Alimentaria 2023: increasing awareness to improve quality control tools
Last week, from the 26th until the 29th of September, we joined another industry meetup: Alimentaria Foodtech in Barcelona. A lot of familiar faces, many news ones too, and some new ideas after talking to all of them.
One takeaway is the growing number of companies concerned about their powder food ingredients, whether they buy functional blends, spices blends, bakery blends and other, manufacture these blends, or even distribute powder products. They are all looking for better tools for quality control.
Once again, fraud is a growing concern, and it makes sense.When you deal with mostly powder products, with hard to describe differences, and easy to conceal adulterants in, it is a tempting product to mess with. Remember that an estimated $ 40 billion of fraudulent products move through our food system every year.
But on supplier monitoring, companies are also looking for better tools. The old tale of, “I don’t have to check you because I trust you”is no longer enough in a world where price and availability changes makes it essential to manage several suppliers to ensure business continuity. Better tools to check their quality are needed.
Even distributors are concerned about the ingredients they sell. Although they don’t manufacture anything, the chain of responsibility puts them in the crosshairs of potential litigation, that are a waste of resources and time, even when it turns out happily. Distributors need better ways to check that the raw materials are what the label indicates and not something else.
What can Chemometric Brain do for better food quality control?
Our fingerprint based qualitative analysis allows food companies to rapidly evaluate powder-based food ingredients, pure or blends.

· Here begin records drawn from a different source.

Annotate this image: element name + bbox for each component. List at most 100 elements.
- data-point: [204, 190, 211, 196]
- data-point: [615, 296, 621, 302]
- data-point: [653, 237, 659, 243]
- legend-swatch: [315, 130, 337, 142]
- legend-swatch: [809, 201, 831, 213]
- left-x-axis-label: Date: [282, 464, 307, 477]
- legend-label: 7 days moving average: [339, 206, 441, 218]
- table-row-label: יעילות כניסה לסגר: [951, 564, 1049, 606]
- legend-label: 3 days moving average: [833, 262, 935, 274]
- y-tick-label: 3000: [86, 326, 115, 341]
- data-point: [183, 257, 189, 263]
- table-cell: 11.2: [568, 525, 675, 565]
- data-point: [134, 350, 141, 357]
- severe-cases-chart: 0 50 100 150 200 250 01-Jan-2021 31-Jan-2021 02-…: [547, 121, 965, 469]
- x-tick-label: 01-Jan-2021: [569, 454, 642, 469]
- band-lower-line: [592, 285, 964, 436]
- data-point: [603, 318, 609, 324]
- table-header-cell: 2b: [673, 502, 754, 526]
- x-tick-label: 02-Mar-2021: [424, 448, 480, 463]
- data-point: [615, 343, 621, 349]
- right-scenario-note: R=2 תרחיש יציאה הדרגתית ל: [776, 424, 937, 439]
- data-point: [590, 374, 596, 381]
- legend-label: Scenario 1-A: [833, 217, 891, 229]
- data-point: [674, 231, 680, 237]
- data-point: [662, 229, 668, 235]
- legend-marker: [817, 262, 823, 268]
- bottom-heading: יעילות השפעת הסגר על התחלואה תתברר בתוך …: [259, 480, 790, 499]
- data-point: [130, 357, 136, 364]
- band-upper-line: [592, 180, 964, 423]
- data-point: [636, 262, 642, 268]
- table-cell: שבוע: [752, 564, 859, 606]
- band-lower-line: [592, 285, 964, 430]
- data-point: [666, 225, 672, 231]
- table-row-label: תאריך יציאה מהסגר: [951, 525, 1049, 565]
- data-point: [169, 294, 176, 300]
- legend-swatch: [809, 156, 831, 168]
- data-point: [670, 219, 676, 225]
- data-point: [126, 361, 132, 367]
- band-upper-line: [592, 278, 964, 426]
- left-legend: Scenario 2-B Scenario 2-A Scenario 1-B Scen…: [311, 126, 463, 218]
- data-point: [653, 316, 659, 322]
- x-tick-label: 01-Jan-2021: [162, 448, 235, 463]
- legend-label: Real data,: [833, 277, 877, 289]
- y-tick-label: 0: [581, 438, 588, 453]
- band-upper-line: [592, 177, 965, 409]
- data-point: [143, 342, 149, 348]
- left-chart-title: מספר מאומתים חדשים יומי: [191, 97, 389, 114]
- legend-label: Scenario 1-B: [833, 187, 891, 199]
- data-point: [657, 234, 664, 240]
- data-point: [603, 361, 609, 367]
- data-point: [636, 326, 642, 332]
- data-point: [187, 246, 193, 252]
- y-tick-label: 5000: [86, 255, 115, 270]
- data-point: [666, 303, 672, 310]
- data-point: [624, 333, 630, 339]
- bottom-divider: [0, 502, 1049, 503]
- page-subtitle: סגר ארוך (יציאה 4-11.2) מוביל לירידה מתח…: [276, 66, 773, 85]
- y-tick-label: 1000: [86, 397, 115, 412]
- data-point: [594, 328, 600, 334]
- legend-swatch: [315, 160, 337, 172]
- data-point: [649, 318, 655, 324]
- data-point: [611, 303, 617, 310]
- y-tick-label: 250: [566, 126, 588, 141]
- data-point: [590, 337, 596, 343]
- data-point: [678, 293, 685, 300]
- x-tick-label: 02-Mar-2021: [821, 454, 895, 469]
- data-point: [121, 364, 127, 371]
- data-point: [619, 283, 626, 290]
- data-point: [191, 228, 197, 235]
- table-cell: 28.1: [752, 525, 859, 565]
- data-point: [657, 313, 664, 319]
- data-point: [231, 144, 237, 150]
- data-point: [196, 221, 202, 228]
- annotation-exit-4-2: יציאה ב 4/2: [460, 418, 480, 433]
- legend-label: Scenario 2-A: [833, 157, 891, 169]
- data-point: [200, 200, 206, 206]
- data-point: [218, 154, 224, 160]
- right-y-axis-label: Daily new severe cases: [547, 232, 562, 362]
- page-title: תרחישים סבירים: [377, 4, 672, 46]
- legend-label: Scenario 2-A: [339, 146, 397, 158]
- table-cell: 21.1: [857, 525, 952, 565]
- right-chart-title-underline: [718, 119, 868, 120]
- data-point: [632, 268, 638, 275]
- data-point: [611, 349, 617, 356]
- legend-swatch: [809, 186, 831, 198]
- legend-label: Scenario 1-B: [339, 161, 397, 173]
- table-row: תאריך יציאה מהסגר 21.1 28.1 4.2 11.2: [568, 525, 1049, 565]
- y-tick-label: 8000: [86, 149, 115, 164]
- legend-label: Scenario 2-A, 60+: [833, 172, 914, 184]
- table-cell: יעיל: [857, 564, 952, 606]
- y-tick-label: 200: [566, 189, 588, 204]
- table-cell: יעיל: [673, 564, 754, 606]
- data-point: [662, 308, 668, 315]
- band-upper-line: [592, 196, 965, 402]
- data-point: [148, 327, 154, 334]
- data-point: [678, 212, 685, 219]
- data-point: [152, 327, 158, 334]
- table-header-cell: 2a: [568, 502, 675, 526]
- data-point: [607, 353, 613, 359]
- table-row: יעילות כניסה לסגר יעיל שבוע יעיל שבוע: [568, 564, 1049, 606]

Leveraging near-infrared spectroscopy – which generates a unique fingerprint of the product based on its chemical composition – we train models to recognize the particular ingredient.
The data used to train these models are samples previously determined as “good”, which will give the model an accurate representation of the product.
Once the model is trained and robust, unseen samples can be evaluated against it, telling you if it is what you expect, or something is different about it.
A close parallel is facial recognition, which you train using some scans of your face, and will only unlock your phone when it is you in front of it.
In short, it is a fast and sensitive technology to detect any minimal deviation in the composition of raw materials, blended ingredients and final food products.